Two kinds of storage systems

Stored hot water systems then break down into two kinds: those that refill the hot water tank from a header tank fitted above the stored hot water – the indirect or gravity method – and ones that are refilled directly from the cold main water feed – the direct method. In practical terms, both connect to the boiler the same way and are heated the same way – the main differences are that the direct method means the hot water is under the same pressure as the cold water and so it is easier to drive high-performance showers without needing an additional pump. The indirect method adds an extra tank, usually in a loft space, but does make it marginally easier to undertake some maintenance jobs.

On demand systems

In a system that supplies heated water as and when required, the mains cold water is fed into a small tank (the heat exchanger) in the boiler itself and often maintained at a pre-defined temperature. When a hot tap is turned on, the hot water is fed to the tap, drawing more cold water into the boiler’s tank. Once this water temperature drops below a certain point, the boiler switches on and brings the tank temperature back up. Obviously, if all the hot water taps are turned on simultaneously, there’s a good chance the boiler can’t keep up (over-engineering the system to accommodate for this rare event would be very wasteful). However, direct heating takes up less space in the home: there’s no need for hot water storage tanks, header tanks and so on. One downside is that there’s no storage of hot water beyond the small volume in boiler and, if there’s a power cut, the home is generally unable to offer any heated water (while a boiler runs on gas, it needs a small amount of power to generate the ignition spark, any flue fans, pumps and so on).

On-demand systems don’t use timers on the hot water heating side of the system: hot water is always produced as and when it’s required.

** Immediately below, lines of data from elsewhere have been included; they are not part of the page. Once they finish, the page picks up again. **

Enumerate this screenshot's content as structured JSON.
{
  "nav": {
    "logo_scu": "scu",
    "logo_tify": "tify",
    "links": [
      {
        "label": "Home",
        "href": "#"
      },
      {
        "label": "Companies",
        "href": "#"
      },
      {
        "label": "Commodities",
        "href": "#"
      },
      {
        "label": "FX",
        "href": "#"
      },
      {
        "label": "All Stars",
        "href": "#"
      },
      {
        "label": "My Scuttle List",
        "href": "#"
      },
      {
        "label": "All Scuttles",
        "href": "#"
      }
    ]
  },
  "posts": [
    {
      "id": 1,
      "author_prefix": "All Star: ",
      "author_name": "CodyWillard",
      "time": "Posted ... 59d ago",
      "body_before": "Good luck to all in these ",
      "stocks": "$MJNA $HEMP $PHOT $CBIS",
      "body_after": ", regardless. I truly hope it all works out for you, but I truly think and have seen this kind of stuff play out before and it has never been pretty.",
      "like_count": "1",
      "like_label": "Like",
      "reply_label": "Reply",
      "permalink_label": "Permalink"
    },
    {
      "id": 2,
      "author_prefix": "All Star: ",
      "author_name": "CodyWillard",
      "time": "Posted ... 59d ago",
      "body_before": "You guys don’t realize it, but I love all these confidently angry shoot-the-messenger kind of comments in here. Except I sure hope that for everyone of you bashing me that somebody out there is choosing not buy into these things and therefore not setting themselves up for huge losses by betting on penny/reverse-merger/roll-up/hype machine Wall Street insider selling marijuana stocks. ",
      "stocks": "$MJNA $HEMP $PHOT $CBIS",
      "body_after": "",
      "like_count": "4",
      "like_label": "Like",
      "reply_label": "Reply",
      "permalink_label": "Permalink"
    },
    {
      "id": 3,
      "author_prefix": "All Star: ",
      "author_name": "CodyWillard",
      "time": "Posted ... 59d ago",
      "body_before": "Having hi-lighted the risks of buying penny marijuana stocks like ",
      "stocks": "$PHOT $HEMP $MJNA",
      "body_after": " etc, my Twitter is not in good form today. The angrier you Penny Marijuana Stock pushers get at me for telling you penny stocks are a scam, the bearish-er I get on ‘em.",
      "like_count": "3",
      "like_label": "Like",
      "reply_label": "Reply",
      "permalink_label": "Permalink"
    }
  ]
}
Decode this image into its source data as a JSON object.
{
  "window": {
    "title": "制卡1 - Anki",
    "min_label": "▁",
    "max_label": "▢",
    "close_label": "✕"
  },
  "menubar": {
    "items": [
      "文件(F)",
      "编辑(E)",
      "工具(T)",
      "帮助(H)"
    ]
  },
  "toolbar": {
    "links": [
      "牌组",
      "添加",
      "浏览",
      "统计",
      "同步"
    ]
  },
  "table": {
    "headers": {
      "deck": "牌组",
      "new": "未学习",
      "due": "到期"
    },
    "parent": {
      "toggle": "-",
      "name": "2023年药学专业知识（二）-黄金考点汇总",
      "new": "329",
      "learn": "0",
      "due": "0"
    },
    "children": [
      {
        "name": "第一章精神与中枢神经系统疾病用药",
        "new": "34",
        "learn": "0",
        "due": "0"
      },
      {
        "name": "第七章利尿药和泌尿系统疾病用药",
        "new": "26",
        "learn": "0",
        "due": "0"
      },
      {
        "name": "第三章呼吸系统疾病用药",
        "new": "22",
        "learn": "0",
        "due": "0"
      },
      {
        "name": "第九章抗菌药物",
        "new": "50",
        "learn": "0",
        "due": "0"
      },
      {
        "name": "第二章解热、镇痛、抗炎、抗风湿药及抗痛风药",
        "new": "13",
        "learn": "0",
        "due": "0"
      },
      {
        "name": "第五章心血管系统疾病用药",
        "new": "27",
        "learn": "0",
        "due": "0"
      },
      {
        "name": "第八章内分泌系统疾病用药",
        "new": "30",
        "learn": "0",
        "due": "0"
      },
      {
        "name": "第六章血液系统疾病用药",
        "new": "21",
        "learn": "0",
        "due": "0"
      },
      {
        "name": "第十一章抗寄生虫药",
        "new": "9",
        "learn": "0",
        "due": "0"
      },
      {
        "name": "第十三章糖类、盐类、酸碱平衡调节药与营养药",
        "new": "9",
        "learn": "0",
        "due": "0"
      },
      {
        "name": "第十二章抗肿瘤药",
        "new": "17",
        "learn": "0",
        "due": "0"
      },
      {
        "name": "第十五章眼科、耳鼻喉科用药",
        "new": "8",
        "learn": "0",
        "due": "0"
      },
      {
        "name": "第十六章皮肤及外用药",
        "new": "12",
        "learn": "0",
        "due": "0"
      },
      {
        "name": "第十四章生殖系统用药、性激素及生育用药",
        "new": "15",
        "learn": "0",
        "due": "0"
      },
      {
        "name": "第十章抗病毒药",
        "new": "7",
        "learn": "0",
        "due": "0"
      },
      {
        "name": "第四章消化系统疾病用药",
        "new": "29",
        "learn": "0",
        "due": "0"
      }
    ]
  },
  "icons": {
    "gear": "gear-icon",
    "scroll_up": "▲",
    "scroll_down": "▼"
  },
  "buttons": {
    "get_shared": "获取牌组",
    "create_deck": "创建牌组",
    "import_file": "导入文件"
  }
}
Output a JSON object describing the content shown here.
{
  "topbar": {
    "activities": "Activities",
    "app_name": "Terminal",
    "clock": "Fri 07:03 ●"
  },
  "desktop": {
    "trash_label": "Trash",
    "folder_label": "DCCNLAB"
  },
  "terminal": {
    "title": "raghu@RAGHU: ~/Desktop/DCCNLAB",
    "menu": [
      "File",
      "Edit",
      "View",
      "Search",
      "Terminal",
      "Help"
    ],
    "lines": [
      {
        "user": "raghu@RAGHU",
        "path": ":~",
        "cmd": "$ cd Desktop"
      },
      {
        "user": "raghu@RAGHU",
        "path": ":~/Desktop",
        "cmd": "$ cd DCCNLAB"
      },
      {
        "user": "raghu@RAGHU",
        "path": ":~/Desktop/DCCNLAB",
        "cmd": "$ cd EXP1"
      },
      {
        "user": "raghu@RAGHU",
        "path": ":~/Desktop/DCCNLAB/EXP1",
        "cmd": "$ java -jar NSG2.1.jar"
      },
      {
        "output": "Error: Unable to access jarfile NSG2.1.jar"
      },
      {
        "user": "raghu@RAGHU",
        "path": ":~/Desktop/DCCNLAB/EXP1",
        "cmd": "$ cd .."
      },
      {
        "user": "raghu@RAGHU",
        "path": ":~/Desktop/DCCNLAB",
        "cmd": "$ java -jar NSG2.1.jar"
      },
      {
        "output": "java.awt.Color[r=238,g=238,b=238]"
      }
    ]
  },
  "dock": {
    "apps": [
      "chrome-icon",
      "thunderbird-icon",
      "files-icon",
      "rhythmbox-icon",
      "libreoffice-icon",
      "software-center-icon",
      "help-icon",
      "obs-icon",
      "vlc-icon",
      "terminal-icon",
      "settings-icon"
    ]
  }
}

Relationship to Central Heating systems

Direct, indirect and on-demand systems can all work with water/radiator central heating systems with ease. In all cases, the water that flows through through the radiators is a ‘closed loop’ – it’s not the same water that gets fed into the hot taps – and is heated by the boiler, usually controlled by a timer. For stored hot water systems, the heated water from the boiler is passed along a pipe and is then directed into either the hot water tank or radiator network – or both, depending on the timer’s settings. While some systems will have two valves, one for each ‘arm’ of the system and each one is either open or closed (commonly called the ‘S’ system), it’s very common to have a two-way valve that takes a single feed pipe and splits the hot water, feeding the tank, radiators or both (‘Y’ system).

Electrical safety

Because of the way the systems are electrically interconnected, it is important to note that simply switching both systems off on the timer/programmer will almost certainly NOT isolate the boiler. The thermostat – both room temperature and tank temperature ones – run at mains voltage and extreme care is needed to be sure the circuit is isolated before changing or examining any component in the system.